Tanaman ini memiliki banyak varietas, yang terbaik dan paling unggul adalah jenis atau varietas yang bernama Aloe barbandensis. Karena memiliki daun yang besar, hal ini tentu saja memberi hasil yang maksimal. Jenis ini memiliki daya tahan terhadap penyakit. Cara pembibitannya adalah dengan mengambil anakan yang tumbuh pada tanaman induk. Congkel anakan lidah buaya dengan hati – hati, jangan sampai merusak akar. Kemudian taruh anakan pada media polibag, atau dapat langsung ditanam di pot atau pekarangan rumah.

Dalam kesempatan kali ini kami akan berbagi ilmu tentang cara menanam lidah buaya agar tumbuh sehat. Pertama Lahan tanam sebaiknya disiapkan, walau lidah buaya mudah tumbuh di mana saja. Hal ini dilakukan agar kita mendapat hasil yang maksimal, dan lidah buaya tumbuh subur. Campuran yang baik untuk media tanam adalah kompos dan pupuk kandang. Beri jarak tanam yang cukup agar memberi ruang tumbuh tanaman lidah buaya, agar daun tidak bertabrakan satu sama lain. Siapkan lubang tanam sekitar 10 – 15 cm, tergantung dari besarnya bibit. Kemudian tutup lubang tanam dengan tanah yang sudah diolah dengan kompos dan pupuk kandang tadi.
Walaupun tanaman lidah buaya tidak terlalu membutuhkan air. Biasanya di musim kemarau akan terjadi penguapan yang ekstrem. Kulit lidah buaya tersebut menjadi kekuningan jika dirinya kekurangan air meski masih dalam kondisi hidup. Setelah usia tanaman 3 – 4 minggu tambahkan campuran kompos pada media tanaman lidah buaya agar semakin subur.
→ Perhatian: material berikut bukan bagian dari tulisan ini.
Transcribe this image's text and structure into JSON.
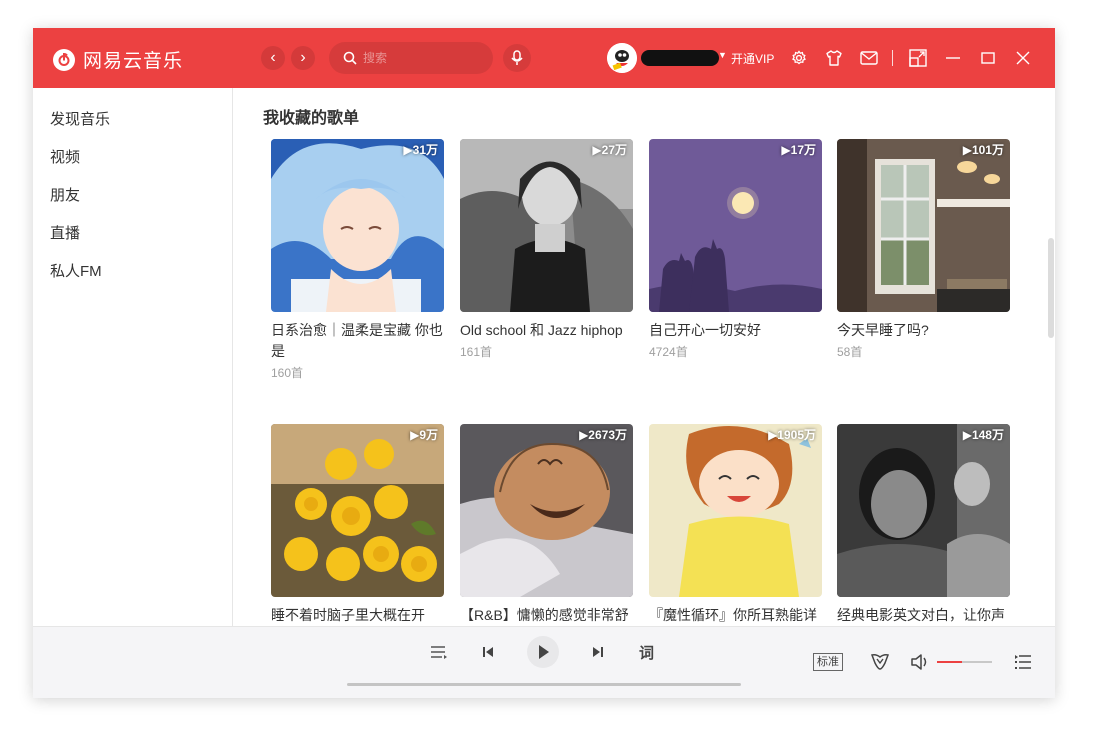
{
  "app": {
    "name": "网易云音乐"
  },
  "header": {
    "search_placeholder": "搜索",
    "vip_label": "开通VIP"
  },
  "sidebar": {
    "items": [
      {
        "label": "发现音乐"
      },
      {
        "label": "视频"
      },
      {
        "label": "朋友"
      },
      {
        "label": "直播"
      },
      {
        "label": "私人FM"
      }
    ]
  },
  "main": {
    "section_title": "我收藏的歌单",
    "playlists": [
      {
        "title": "日系治愈｜温柔是宝藏 你也是",
        "count": "160首",
        "plays": "▶31万"
      },
      {
        "title": "Old school 和 Jazz hiphop",
        "count": "161首",
        "plays": "▶27万"
      },
      {
        "title": "自己开心一切安好",
        "count": "4724首",
        "plays": "▶17万"
      },
      {
        "title": "今天早睡了吗?",
        "count": "58首",
        "plays": "▶101万"
      },
      {
        "title": "睡不着时脑子里大概在开",
        "count": "",
        "plays": "▶9万"
      },
      {
        "title": "【R&B】慵懒的感觉非常舒",
        "count": "",
        "plays": "▶2673万"
      },
      {
        "title": "『魔性循环』你所耳熟能详",
        "count": "",
        "plays": "▶1905万"
      },
      {
        "title": "经典电影英文对白，让你声",
        "count": "",
        "plays": "▶148万"
      }
    ]
  },
  "player": {
    "lyric_label": "词",
    "quality_label": "标准",
    "volume": 0.45
  },
  "colors": {
    "brand": "#ec4141"
  }
}
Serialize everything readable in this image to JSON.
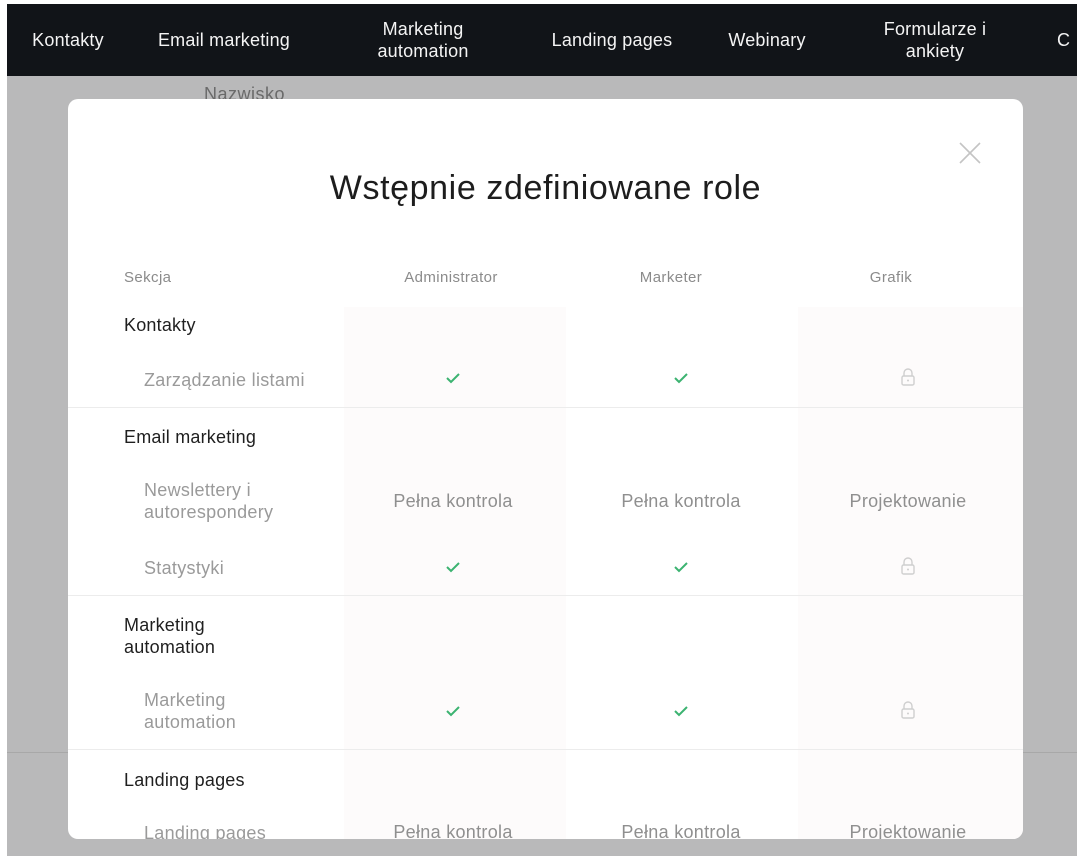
{
  "nav": {
    "items": [
      {
        "label": "Kontakty"
      },
      {
        "label": "Email marketing"
      },
      {
        "label": "Marketing\nautomation"
      },
      {
        "label": "Landing pages"
      },
      {
        "label": "Webinary"
      },
      {
        "label": "Formularze i\nankiety"
      },
      {
        "label": "C"
      }
    ]
  },
  "background": {
    "field_label": "Nazwisko"
  },
  "modal": {
    "title": "Wstępnie zdefiniowane role",
    "columns": {
      "section": "Sekcja",
      "admin": "Administrator",
      "marketer": "Marketer",
      "designer": "Grafik"
    },
    "sections": [
      {
        "title": "Kontakty",
        "rows": [
          {
            "feature": "Zarządzanie listami",
            "admin": "check",
            "marketer": "check",
            "designer": "lock"
          }
        ]
      },
      {
        "title": "Email marketing",
        "rows": [
          {
            "feature": "Newslettery i\nautorespondery",
            "admin": "Pełna kontrola",
            "marketer": "Pełna kontrola",
            "designer": "Projektowanie"
          },
          {
            "feature": "Statystyki",
            "admin": "check",
            "marketer": "check",
            "designer": "lock"
          }
        ]
      },
      {
        "title": "Marketing\nautomation",
        "rows": [
          {
            "feature": "Marketing\nautomation",
            "admin": "check",
            "marketer": "check",
            "designer": "lock"
          }
        ]
      },
      {
        "title": "Landing pages",
        "rows": [
          {
            "feature": "Landing pages",
            "admin": "Pełna kontrola",
            "marketer": "Pełna kontrola",
            "designer": "Projektowanie"
          }
        ]
      }
    ]
  },
  "icons": {
    "check": "check-icon",
    "lock": "lock-icon",
    "close": "close-icon"
  },
  "colors": {
    "nav_bg": "#111418",
    "check": "#3cb371",
    "lock": "#c9c9c9",
    "overlay": "#b9b9ba"
  }
}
Tanaman lidah buaya dapat dipanen jika sudah mencapai usia dewasa, hal ini tergantung dari jenis lidah buaya. Ambil daun yang gemuk dan paling besar, segera olah hasil panen karena daun lidah buaya tersebut mudah layu atau kita dapat bungkus daun lidah buaya hasil panen kita dengan wrap-plastic, dan simpan pada lebari es jika memerlukan waktu untuk pengolahannya.

#Bagi para petani lidah buaya yang sedang membutuhkan polybag/mulsa plastik sebagai media penanaman silahkan Hub. 081232584950 | 087702821277. Info harga bisa Anda cek DISINI

Untuk melakukan peremajaan bisa kita lakukan saat tanaman lidah buaya sudah mulai tua, hal ini juga perlu dilakukan walau tanaman tidak terlihat tua namun sudah mengalami beberapa kali proses panen. Selain lidah buaya masih terdapat banyak macam tanaman obat keluarga yang biasa ditanam dirumah seperti Belimbing wuluh, Daun bayam duri, Kangkung, Pepaya, Sirih, Kayu manis, Jeruk nipis, Delima, Cabai merah, Mengkudu Dll.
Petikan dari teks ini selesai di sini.